Dieser Papagei«, sie wandte sich Anne zu, »flucht wohl noch genau wie eh und je?«
»Sein Papagei... ist tot... glaube ich«, keuchte die arme Anne, die in diesem Augenblick nicht einmal mehr ihren eigenen Namen mit Bestimmtheit kannte.
»Tot. Dann ist alles in Ordnung«, rief die Dame glücklich. »Mit James A. werde ich schon fertig, wenn mir nur dieser Vogel nicht mehr dazwischenfunkt.«
Mit diesen rätselhaften Worten machte sie sich auf den Weg, während Anne zur Küchentür stürzte, an der Marilla stand.
»Anne, wer war die Frau?«
»Marilla«, sagte Anne ernst, aber mit blitzenden Augen, »sehe ich aus, als wäre ich verrückt?«
»Nicht mehr als sonst«, sagte Marilla, ohne sarkastisch sein zu wollen.
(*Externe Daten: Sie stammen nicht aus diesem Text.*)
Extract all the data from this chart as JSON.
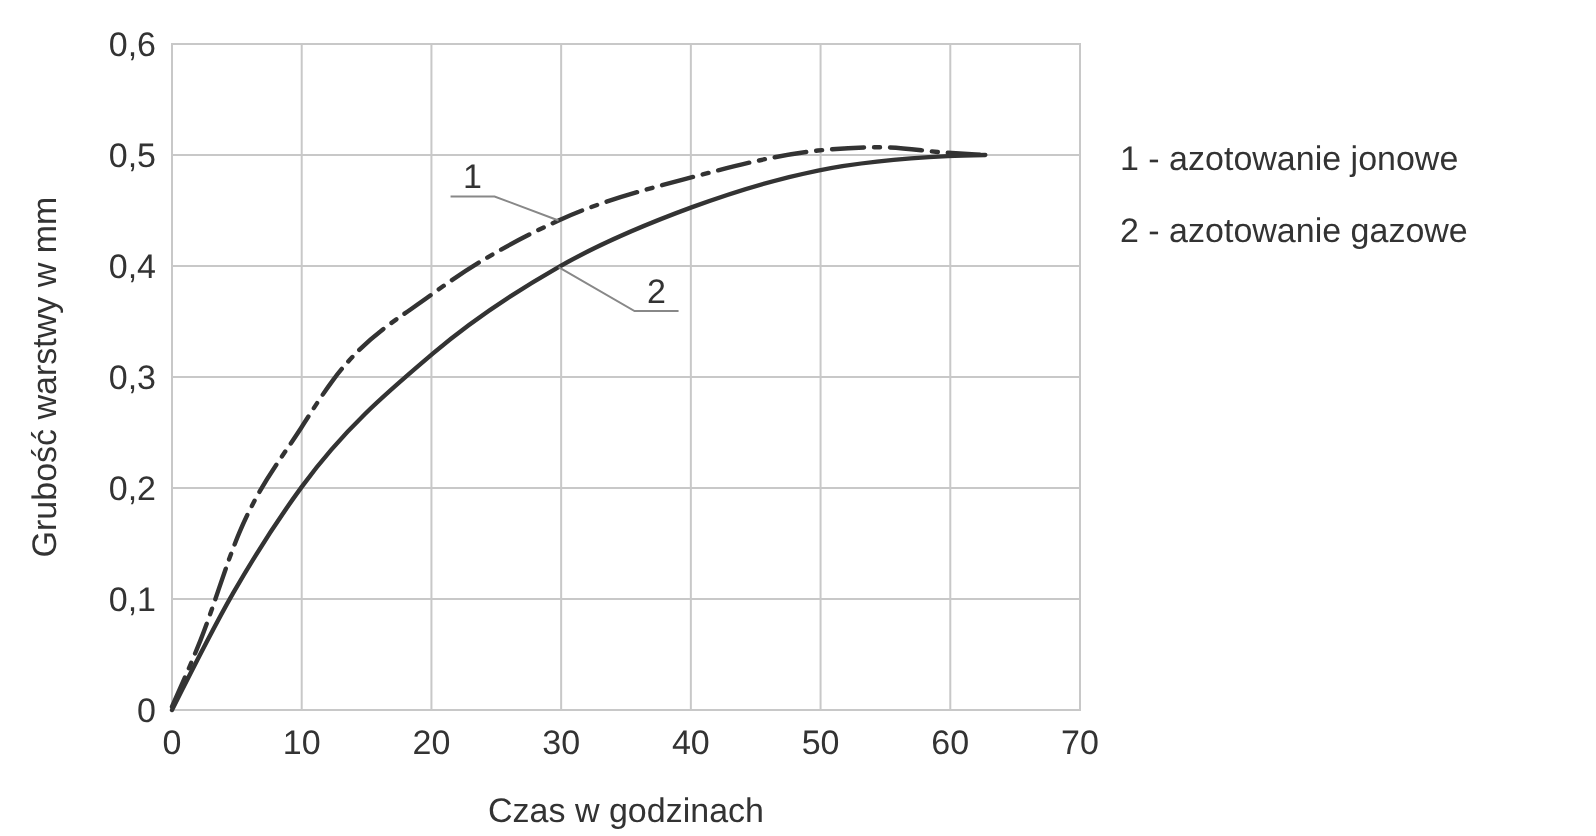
{
  "chart_data": {
    "type": "line",
    "xlabel": "Czas w godzinach",
    "ylabel": "Grubość warstwy w mm",
    "xlim": [
      0,
      70
    ],
    "ylim": [
      0,
      0.6
    ],
    "xticks": [
      0,
      10,
      20,
      30,
      40,
      50,
      60,
      70
    ],
    "yticks": [
      {
        "value": 0,
        "label": "0"
      },
      {
        "value": 0.1,
        "label": "0,1"
      },
      {
        "value": 0.2,
        "label": "0,2"
      },
      {
        "value": 0.3,
        "label": "0,3"
      },
      {
        "value": 0.4,
        "label": "0,4"
      },
      {
        "value": 0.5,
        "label": "0,5"
      },
      {
        "value": 0.6,
        "label": "0,6"
      }
    ],
    "grid": true,
    "marker": "none",
    "series": [
      {
        "name": "1",
        "color": "#333333",
        "line_style": "dashed",
        "x": [
          0,
          2.2,
          5.2,
          10,
          12.4,
          20.1,
          29.8,
          40.1,
          49.8,
          54.5,
          59.8,
          62.7
        ],
        "values": [
          0.003,
          0.063,
          0.16,
          0.255,
          0.297,
          0.375,
          0.441,
          0.48,
          0.504,
          0.507,
          0.502,
          0.5
        ]
      },
      {
        "name": "2",
        "color": "#333333",
        "line_style": "solid",
        "x": [
          0,
          4.7,
          10,
          20.1,
          29.8,
          40.1,
          49.8,
          59.8,
          62.7
        ],
        "values": [
          0,
          0.105,
          0.201,
          0.321,
          0.399,
          0.453,
          0.486,
          0.499,
          0.5
        ]
      }
    ],
    "annotations": [
      "1 - azotowanie jonowe",
      "2 - azotowanie gazowe"
    ]
  }
}
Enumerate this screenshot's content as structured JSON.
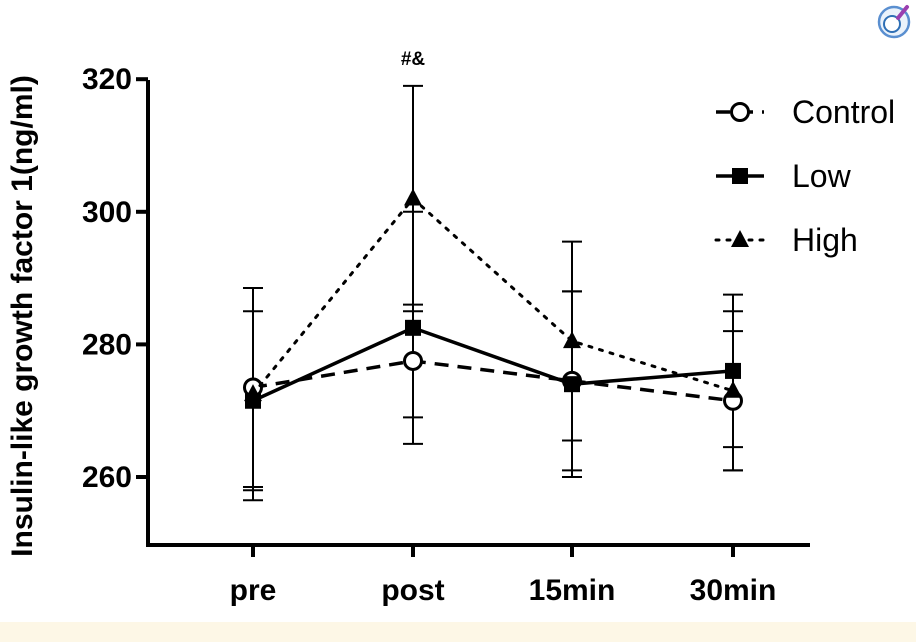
{
  "chart_data": {
    "type": "line",
    "title": "",
    "xlabel": "",
    "ylabel": "Insulin-like growth factor 1(ng/ml)",
    "categories": [
      "pre",
      "post",
      "15min",
      "30min"
    ],
    "y_ticks": [
      260,
      280,
      300,
      320
    ],
    "ylim": [
      250,
      330
    ],
    "grid": false,
    "legend_position": "top-right",
    "series": [
      {
        "name": "Control",
        "marker": "open-circle",
        "line_style": "dashed",
        "values": [
          273.5,
          277.5,
          274.5,
          271.5
        ],
        "error": [
          15,
          8.5,
          13.5,
          10.5
        ]
      },
      {
        "name": "Low",
        "marker": "filled-square",
        "line_style": "solid",
        "values": [
          271.5,
          282.5,
          274,
          276
        ],
        "error": [
          13.5,
          17.5,
          14,
          11.5
        ]
      },
      {
        "name": "High",
        "marker": "filled-triangle",
        "line_style": "dotted",
        "values": [
          272.5,
          302,
          280.5,
          273
        ],
        "error": [
          16,
          17,
          15,
          12
        ]
      }
    ],
    "annotations": [
      {
        "category": "post",
        "text": "#&"
      }
    ],
    "colors": {
      "lines": "#000000",
      "background": "#ffffff",
      "footer": "#fdf7e6"
    }
  },
  "icons": {
    "corner": "magnifier-icon"
  }
}
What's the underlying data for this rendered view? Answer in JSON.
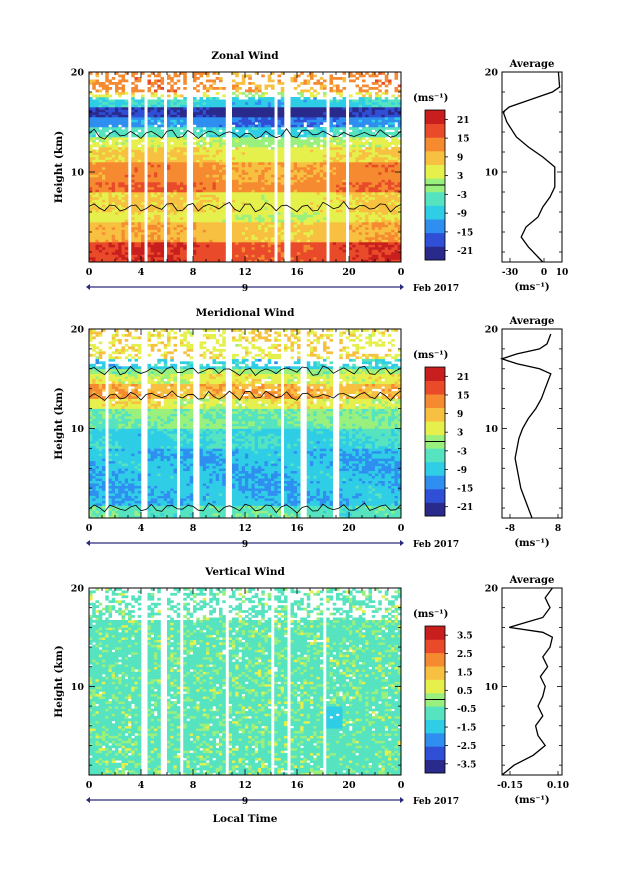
{
  "figure": {
    "xlabel": "Local Time",
    "date_label": "Feb 2017",
    "day_label": "9",
    "colors": {
      "background": "#ffffff",
      "axis": "#000000",
      "scale": [
        "#2a2a8c",
        "#2f4fd6",
        "#2f8ff0",
        "#2fcde6",
        "#56e3c0",
        "#9af07c",
        "#e6f04c",
        "#f7c040",
        "#f58a30",
        "#e84a2a",
        "#c81e1e"
      ]
    }
  },
  "chart_data": [
    {
      "type": "heatmap",
      "id": "zonal",
      "title": "Zonal Wind",
      "ylabel": "Height (km)",
      "unit": "(ms⁻¹)",
      "xlim": [
        0,
        24
      ],
      "ylim": [
        1,
        20
      ],
      "x_ticks": [
        "0",
        "4",
        "8",
        "12",
        "16",
        "20",
        "0"
      ],
      "y_ticks": [
        "10",
        "20"
      ],
      "colorbar": {
        "min": -24,
        "max": 24,
        "ticks": [
          "21",
          "15",
          "9",
          "3",
          "-3",
          "-9",
          "-15",
          "-21"
        ]
      },
      "profile": {
        "title": "Average",
        "xlabel": "(ms⁻¹)",
        "xlim": [
          -13,
          12
        ],
        "x_ticks": [
          "-30",
          "0",
          "10"
        ],
        "y_ticks": [
          "10",
          "20"
        ],
        "points": [
          [
            4,
            1
          ],
          [
            2,
            1.5
          ],
          [
            -2,
            2.5
          ],
          [
            -5,
            3.5
          ],
          [
            -3,
            4.5
          ],
          [
            2,
            5.5
          ],
          [
            4,
            6.5
          ],
          [
            7,
            7.5
          ],
          [
            9,
            8.5
          ],
          [
            9,
            9.5
          ],
          [
            9,
            10.5
          ],
          [
            4,
            11.5
          ],
          [
            -2,
            12.5
          ],
          [
            -7,
            13.5
          ],
          [
            -11,
            15
          ],
          [
            -12.5,
            16
          ],
          [
            -10,
            16.5
          ],
          [
            -4,
            17
          ],
          [
            2,
            17.5
          ],
          [
            8,
            18
          ],
          [
            11,
            18.5
          ],
          [
            10.5,
            20
          ]
        ]
      }
    },
    {
      "type": "heatmap",
      "id": "meridional",
      "title": "Meridional Wind",
      "ylabel": "Height (km)",
      "unit": "(ms⁻¹)",
      "xlim": [
        0,
        24
      ],
      "ylim": [
        1,
        20
      ],
      "x_ticks": [
        "0",
        "4",
        "8",
        "12",
        "16",
        "20",
        "0"
      ],
      "y_ticks": [
        "10",
        "20"
      ],
      "colorbar": {
        "min": -24,
        "max": 24,
        "ticks": [
          "21",
          "15",
          "9",
          "3",
          "-3",
          "-9",
          "-15",
          "-21"
        ]
      },
      "profile": {
        "title": "Average",
        "xlabel": "(ms⁻¹)",
        "xlim": [
          -8,
          8
        ],
        "x_ticks": [
          "-8",
          "8"
        ],
        "y_ticks": [
          "10",
          "20"
        ],
        "points": [
          [
            0,
            1
          ],
          [
            -1,
            2
          ],
          [
            -2,
            3
          ],
          [
            -3,
            4
          ],
          [
            -3.5,
            5
          ],
          [
            -4,
            6
          ],
          [
            -4.5,
            7
          ],
          [
            -4,
            8
          ],
          [
            -3.5,
            9
          ],
          [
            -2.5,
            10
          ],
          [
            -1,
            11
          ],
          [
            1,
            12
          ],
          [
            2.5,
            13
          ],
          [
            3.5,
            14
          ],
          [
            4.5,
            15
          ],
          [
            5,
            15.5
          ],
          [
            2,
            16
          ],
          [
            -4,
            16.5
          ],
          [
            -8,
            17
          ],
          [
            -4,
            17.5
          ],
          [
            2,
            18
          ],
          [
            4,
            18.5
          ],
          [
            5,
            19.5
          ]
        ]
      }
    },
    {
      "type": "heatmap",
      "id": "vertical",
      "title": "Vertical Wind",
      "ylabel": "Height (km)",
      "unit": "(ms⁻¹)",
      "xlim": [
        0,
        24
      ],
      "ylim": [
        1,
        20
      ],
      "x_ticks": [
        "0",
        "4",
        "8",
        "12",
        "16",
        "20",
        "0"
      ],
      "y_ticks": [
        "10",
        "20"
      ],
      "colorbar": {
        "min": -4,
        "max": 4,
        "ticks": [
          "3.5",
          "2.5",
          "1.5",
          "0.5",
          "-0.5",
          "-1.5",
          "-2.5",
          "-3.5"
        ]
      },
      "profile": {
        "title": "Average",
        "xlabel": "(ms⁻¹)",
        "xlim": [
          -0.15,
          0.1
        ],
        "x_ticks": [
          "-0.15",
          "0.10"
        ],
        "y_ticks": [
          "10",
          "20"
        ],
        "points": [
          [
            -0.15,
            1
          ],
          [
            -0.1,
            2
          ],
          [
            -0.02,
            3
          ],
          [
            0.03,
            4
          ],
          [
            0,
            5
          ],
          [
            -0.01,
            6
          ],
          [
            0.02,
            7
          ],
          [
            0,
            8
          ],
          [
            0.02,
            9
          ],
          [
            0.03,
            10
          ],
          [
            0.01,
            11
          ],
          [
            0.04,
            12
          ],
          [
            0.02,
            13
          ],
          [
            0.05,
            14
          ],
          [
            0.06,
            15
          ],
          [
            0.02,
            15.5
          ],
          [
            -0.12,
            16
          ],
          [
            -0.05,
            16.5
          ],
          [
            0.02,
            17
          ],
          [
            0.05,
            18
          ],
          [
            0.03,
            19
          ],
          [
            0.06,
            20
          ]
        ]
      }
    }
  ]
}
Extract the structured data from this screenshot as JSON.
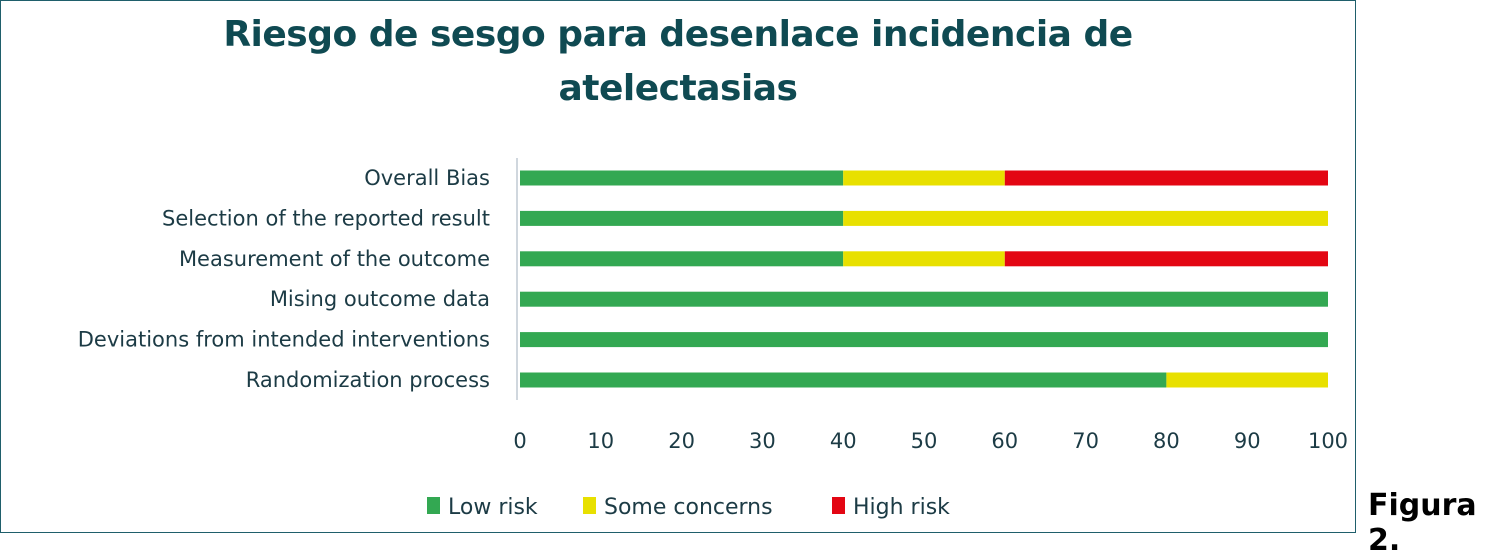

»Gut, meinst du, ich träume?«
»Anne, was redest du für einen Unsinn. Wer war die Frau, habe ich gefragt?«
»Marilla, wenn ich nicht verrückt bin und auch nicht träume, dann muss es sie wirklich geben. So einen Hut hätte ich mir auch nie und nimmer in meiner Phantasie ausmalen können. Sie sagt, sie sei Mr Harrisons Frau, Marilla.«
Marilla starrte sie an.
»Seine Frau! Anne Shirley! Wieso hat er dann gesagt, er sei nicht verheiratet?«
»Das hat er nie ausdrücklich gesagt«, sagte Anne gerechterweise. »Er hat nie gesagt, er wäre nicht verheiratet. Die Leute haben es nur selbstverständlich angenommen. Oh, Marilla, was Mrs Lynde wohl dazu sagen wird?«
Was Mrs Lynde dazu sagen wird, fanden sie bei ihrem Besuch am selben Abend heraus. Mrs Lynde verwunderte es überhaupt nicht! Mrs Lynde hatte schon immer irgend so etwas erwartet! Mrs Lynde hatte gleich geahnt, dass es irgendwas mit Mr Harrison auf sich hatte!